Learning Quantitative Sequence-Function Relationships using Massively Parallel Reporter Assays
- Author(s): Insigne, Kimberly Danielle
- Advisor(s): Kosuri, Sriram
- et al.
The field of genomics has grown rapidly over the past decade due to the advent of high throughput sequencing technologies. Genomics relies on this wealth of information to draw biological inferences, but using inference to establish causality can be challenging as many
genetic factors correlate with one another. Due to the declining cost of both reading and writing DNA, new techniques known as massively parallel reporter assays (MPRAs) provide the ability to test the function of a large library of tens to hundreds of thousands of designed DNA sequences simultaneously in a single experiment. Testing designed libraries allows us to explore beyond natural sequence variation to directly test thousands of sequence-function hypotheses simultaneously.
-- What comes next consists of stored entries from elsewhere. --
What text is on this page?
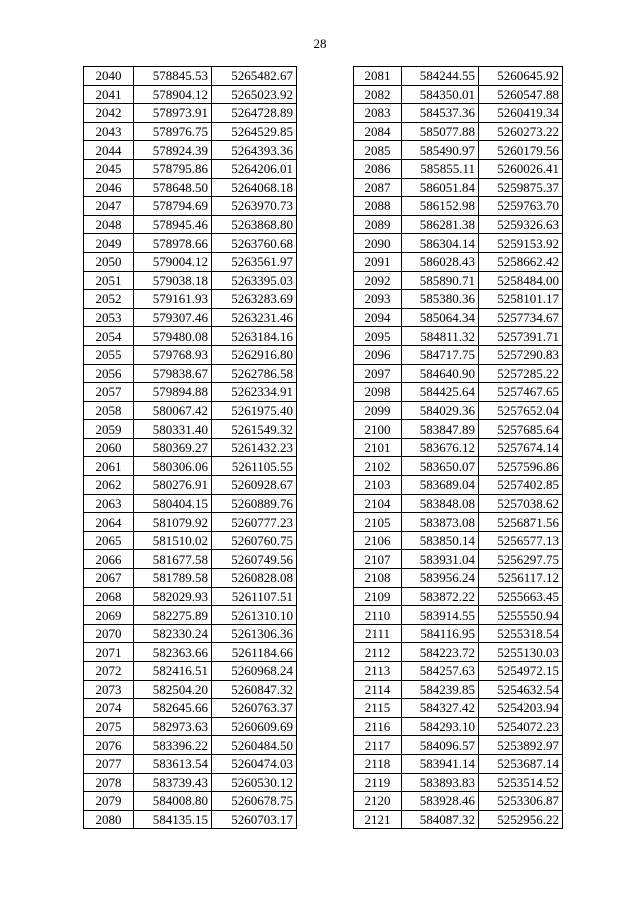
28
2040	578845.53	5265482.67
2041	578904.12	5265023.92
2042	578973.91	5264728.89
2043	578976.75	5264529.85
2044	578924.39	5264393.36
2045	578795.86	5264206.01
2046	578648.50	5264068.18
2047	578794.69	5263970.73
2048	578945.46	5263868.80
2049	578978.66	5263760.68
2050	579004.12	5263561.97
2051	579038.18	5263395.03
2052	579161.93	5263283.69
2053	579307.46	5263231.46
2054	579480.08	5263184.16
2055	579768.93	5262916.80
2056	579838.67	5262786.58
2057	579894.88	5262334.91
2058	580067.42	5261975.40
2059	580331.40	5261549.32
2060	580369.27	5261432.23
2061	580306.06	5261105.55
2062	580276.91	5260928.67
2063	580404.15	5260889.76
2064	581079.92	5260777.23
2065	581510.02	5260760.75
2066	581677.58	5260749.56
2067	581789.58	5260828.08
2068	582029.93	5261107.51
2069	582275.89	5261310.10
2070	582330.24	5261306.36
2071	582363.66	5261184.66
2072	582416.51	5260968.24
2073	582504.20	5260847.32
2074	582645.66	5260763.37
2075	582973.63	5260609.69
2076	583396.22	5260484.50
2077	583613.54	5260474.03
2078	583739.43	5260530.12
2079	584008.80	5260678.75
2080	584135.15	5260703.17
2081	584244.55	5260645.92
2082	584350.01	5260547.88
2083	584537.36	5260419.34
2084	585077.88	5260273.22
2085	585490.97	5260179.56
2086	585855.11	5260026.41
2087	586051.84	5259875.37
2088	586152.98	5259763.70
2089	586281.38	5259326.63
2090	586304.14	5259153.92
2091	586028.43	5258662.42
2092	585890.71	5258484.00
2093	585380.36	5258101.17
2094	585064.34	5257734.67
2095	584811.32	5257391.71
2096	584717.75	5257290.83
2097	584640.90	5257285.22
2098	584425.64	5257467.65
2099	584029.36	5257652.04
2100	583847.89	5257685.64
2101	583676.12	5257674.14
2102	583650.07	5257596.86
2103	583689.04	5257402.85
2104	583848.08	5257038.62
2105	583873.08	5256871.56
2106	583850.14	5256577.13
2107	583931.04	5256297.75
2108	583956.24	5256117.12
2109	583872.22	5255663.45
2110	583914.55	5255550.94
2111	584116.95	5255318.54
2112	584223.72	5255130.03
2113	584257.63	5254972.15
2114	584239.85	5254632.54
2115	584327.42	5254203.94
2116	584293.10	5254072.23
2117	584096.57	5253892.97
2118	583941.14	5253687.14
2119	583893.83	5253514.52
2120	583928.46	5253306.87
2121	584087.32	5252956.22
In this dissertation I discuss two projects that explore sequence-function relationships in different biological systems.
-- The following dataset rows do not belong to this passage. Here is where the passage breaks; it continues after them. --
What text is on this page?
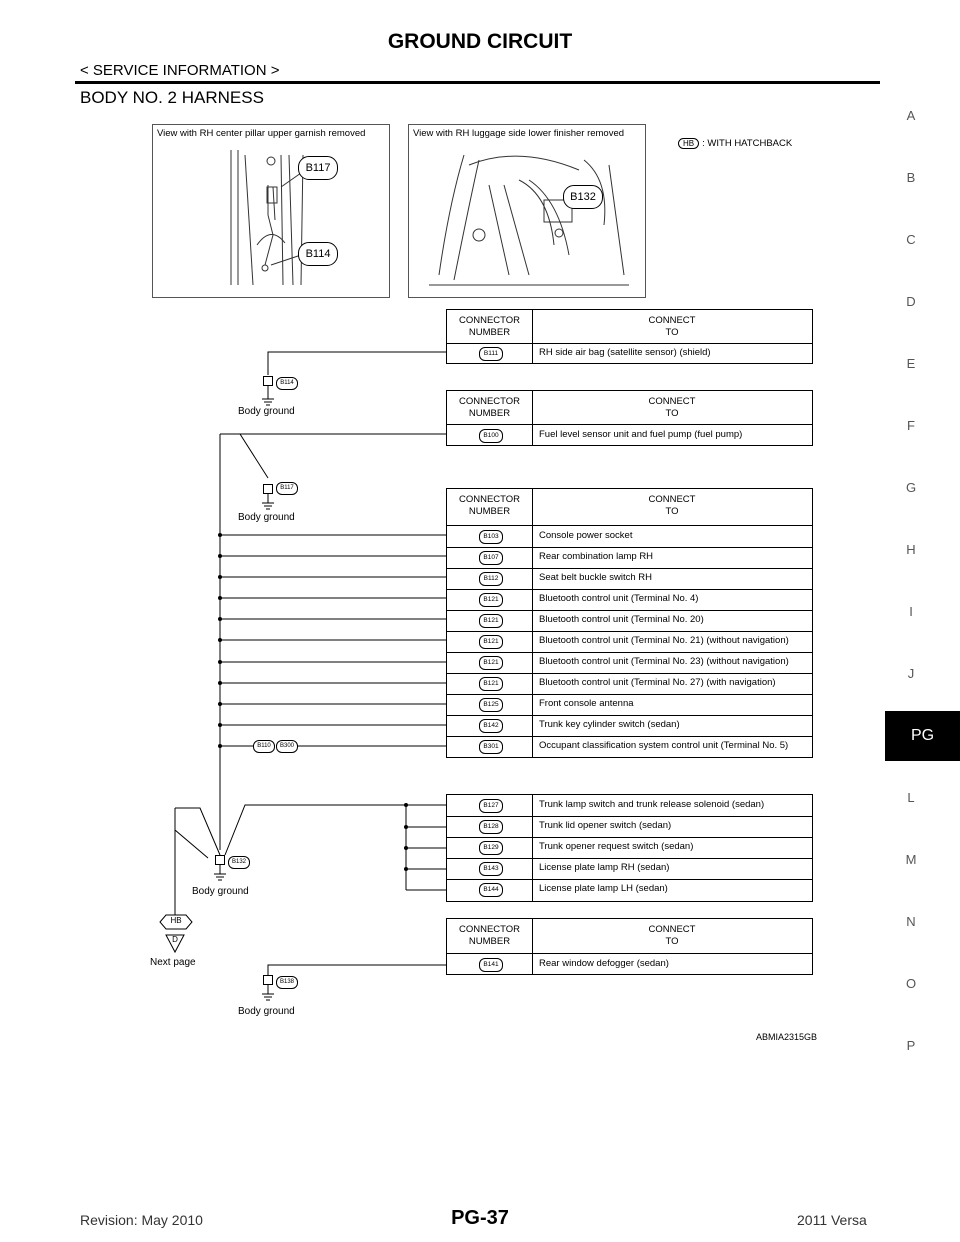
GROUND CIRCUIT
< SERVICE INFORMATION >
BODY NO. 2 HARNESS
A
B
C
D
E
F
G
H
I
J
L
M
N
O
P
PG
View with RH center pillar upper garnish removed
B117
B114
View with RH luggage side lower finisher removed
B132
HB : WITH HATCHBACK
B114
Body ground
B117
Body ground
B132
Body ground
B138
Body ground
B110	B300
HB
D
Next page
CONNECTOR
NUMBER
CONNECT
TO
B111	RH side air bag (satellite sensor) (shield)
CONNECTOR
NUMBER
CONNECT
TO
B100	Fuel level sensor unit and fuel pump (fuel pump)
CONNECTOR
NUMBER
CONNECT
TO
B103	Console power socket
B107	Rear combination lamp RH
B112	Seat belt buckle switch RH
B121	Bluetooth control unit (Terminal No. 4)
B121	Bluetooth control unit (Terminal No. 20)
B121	Bluetooth control unit (Terminal No. 21) (without navigation)
B121	Bluetooth control unit (Terminal No. 23) (without navigation)
B121	Bluetooth control unit (Terminal No. 27) (with navigation)
B125	Front console antenna
B142	Trunk key cylinder switch (sedan)
B301	Occupant classification system control unit (Terminal No. 5)
B127	Trunk lamp switch and trunk release solenoid (sedan)
B128	Trunk lid opener switch (sedan)
B129	Trunk opener request switch (sedan)
B143	License plate lamp RH (sedan)
B144	License plate lamp LH (sedan)
CONNECTOR
NUMBER
CONNECT
TO
B141	Rear window defogger (sedan)
ABMIA2315GB
Revision: May 2010	PG-37	2011 Versa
The first project is focused on how human genetic variation affects exon recognition, as mis-splicing is a major mechanism through which variants exert their influence. We developed a Multiplexed Functional Assay of Splicing using Sort-seq (MFASS) and assayed 27,333 variants in the Exome Aggregation Consortium within or adjacent to 2,198 human exons. We found that 3.8% (1,050) led to large splicing disruptions, many of which are extremely rare, located outside of canonical splice sites, distributed evenly across intronic and exonic regions, and are difficult to predict. MFASS enables direct functional measurement of large-effect splicing defects at scale.
The second project is focused on promoters and transcriptional regulation in Escherichia coli. Promoter sequence space in bacteria is vast and difficult to study genome-wide due to external factors that influence transcription. We developed a genomically-encoded MPRA to characterize the global promoter landscape and dissect active promoters for regulatory motifs. We measure promoter activity of over 300,000 sequences spanning the entire genome and identify 3,321 active promoter regions in glucose minimal media and 3,477 in rich LB media. Furthermore, we perform a scanning mutagenesis of 2,057 E. coli promoters to identify regulatory sequences. Lastly, we implement a variety of machine learning models to classify promoters and quantitatively predict their activity. We present a series of approaches to rapidly characterize promoter sequences within the E. coli genome.